Une capacité de 3,5 millions de conteneurs à Nador West Med
Cette concession permettra au groupe d’être plus connecté aux opérateurs nationaux et favorisera le développement de la région grâce à une génération d’import et d’export pour le port, comme cela a été le cas pour Tanger Med. Le groupe Marsa Maroc en bénéficiera également. « Le terminal à conteneurs Est de NWM permettra d’offrir, à pleine capacité, près de 3,5 millions d’EVP. Le terminal renforcera l’offre de transbordement de Marsa Maroc en Méditerranée en portant sa capacité de traitement des conteneurs en transbordement à près de 5 millions d’EVP et 7 millions d’EVP au total. Le trafic traité au terminal de NWM devrait atteindre son régime de croisière après cinq ans. Les investissements seront injectés progressivement avec le développement du trafic, jusqu’à atteindre les 3,5 millions d’EVP », nous apprend le groupe.

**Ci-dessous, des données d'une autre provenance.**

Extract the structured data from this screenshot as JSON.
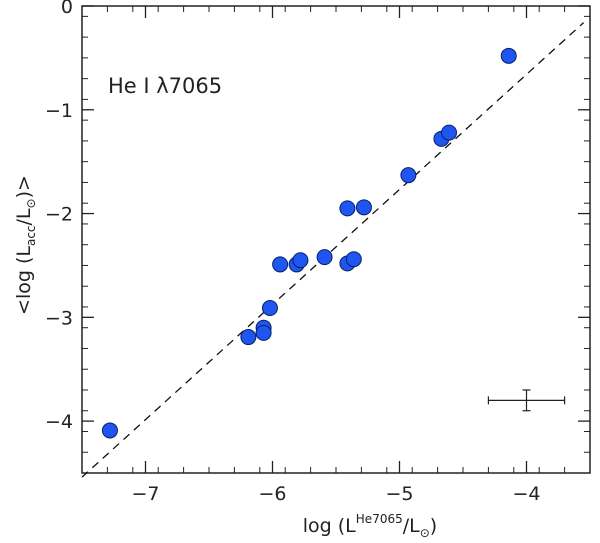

Ce dernier va allouer une enveloppe de 200 millions d’euros pour la première phase du terminal Est. Depuis quelques années, le groupe s’est progressivement désendetté pour atteindre à fin mars 2024 un endettement de -139 MDH. Marsa Maroc nous indique « disposer d’une assise financière solide lui permettant de financer son plan de développement sur les prochaines années, d’une importante capacité de levée de fonds ainsi que de l’appui de ses actionnaires ».
Pour financer son développement, le groupe « envisage de lever un financement de projet, à l’instar de ses autres projets de développement à Tanger Med ou Agadir, et d’injecter une part de fonds propres qui se situe autour de 20% à 30% des besoins du projet ».